I would like to respond to Doug Harrison’s letter to the editor "Warning shot" (see below). I am on the side of those who think the PMD demo is working in as much as it does give the provider some assurance that their claim is not technically flawed in some way before the equipment is delivered to the customer. If a prior authorization process helps keep expensive claims out of audit hell, it’s a good thing. Utilization may be down, but legitimate utilization is probably no better or worse than it ever was. What’s important is that what’s provided through the Medicare program gets paid for and stays paid for.
Mr. Harrison has a lot of gall to warn us about the “sadistic pain and suffering inflicted by CMS.” Overly aggressive advertising and abusive business practices by some in the business exploited Medicare beneficiaries and led directly to the punitive regulatory environment everyone else must now live with.

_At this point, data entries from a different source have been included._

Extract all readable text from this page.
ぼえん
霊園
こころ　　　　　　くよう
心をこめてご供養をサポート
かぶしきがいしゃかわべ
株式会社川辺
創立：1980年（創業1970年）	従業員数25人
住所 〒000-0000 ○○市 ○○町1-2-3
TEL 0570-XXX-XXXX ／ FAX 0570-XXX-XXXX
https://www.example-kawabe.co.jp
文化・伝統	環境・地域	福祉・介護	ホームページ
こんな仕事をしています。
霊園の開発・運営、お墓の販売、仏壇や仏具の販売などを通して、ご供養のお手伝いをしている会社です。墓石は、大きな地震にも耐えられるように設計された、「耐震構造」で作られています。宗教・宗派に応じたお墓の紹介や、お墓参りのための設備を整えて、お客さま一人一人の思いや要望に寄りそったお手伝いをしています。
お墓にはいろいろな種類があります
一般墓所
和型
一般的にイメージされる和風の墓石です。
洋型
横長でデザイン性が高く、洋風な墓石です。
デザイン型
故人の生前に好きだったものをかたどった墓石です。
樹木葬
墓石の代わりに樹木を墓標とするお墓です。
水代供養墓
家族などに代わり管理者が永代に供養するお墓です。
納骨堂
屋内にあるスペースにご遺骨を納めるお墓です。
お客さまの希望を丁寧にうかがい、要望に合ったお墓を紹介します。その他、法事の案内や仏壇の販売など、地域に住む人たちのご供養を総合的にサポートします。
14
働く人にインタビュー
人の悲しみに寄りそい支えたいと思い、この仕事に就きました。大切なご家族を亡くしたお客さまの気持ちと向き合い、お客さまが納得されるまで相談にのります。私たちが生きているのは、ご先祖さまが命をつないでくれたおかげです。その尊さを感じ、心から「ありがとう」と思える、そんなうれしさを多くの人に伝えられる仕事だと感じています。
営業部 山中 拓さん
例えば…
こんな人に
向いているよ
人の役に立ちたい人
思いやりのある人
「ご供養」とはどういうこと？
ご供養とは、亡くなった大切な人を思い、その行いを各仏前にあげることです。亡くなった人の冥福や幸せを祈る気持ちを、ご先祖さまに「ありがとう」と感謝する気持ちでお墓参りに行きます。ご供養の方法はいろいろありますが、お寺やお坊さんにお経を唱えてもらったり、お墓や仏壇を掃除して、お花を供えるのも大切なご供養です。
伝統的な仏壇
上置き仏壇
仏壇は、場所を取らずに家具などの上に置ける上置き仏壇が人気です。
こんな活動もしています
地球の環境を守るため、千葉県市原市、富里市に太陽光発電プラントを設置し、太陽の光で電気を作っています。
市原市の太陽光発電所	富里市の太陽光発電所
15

Notoriety surrounding the fall of the Scooter Store has been used by industry critics to damage the credibility of everyone in the power mobility business.
Please think hard about this warning! In the March issue of HME News, industry stakeholders proudly state that the “PMD demo is working” (page 19). What do they mean by “working”? Utilization is down by 69%. A substantial number of other articles in the same issue (and every other issue for the last few years) describe, in horrific detail, the sadistic pain and suffering inflicted by CMS’s various audit schemes. So, what do the PMD demo and these schemes have in common? The PMD demo allows Medicare to inflict all of the same ridiculous and sadistic “standards” on all claims before they’re processed. It’s no surprise that utilization is down by 69%. The big surprise is the industry and the press keep celebrating this as a success. Please watch out for prior authorizations coming to any other product categories! Imagine the joy of having to pass 100% of your business through the irrational hurdles of today’s punitive audit environment. You might be lucky to have 31% of your claims survive. Is that enough for your business to survive?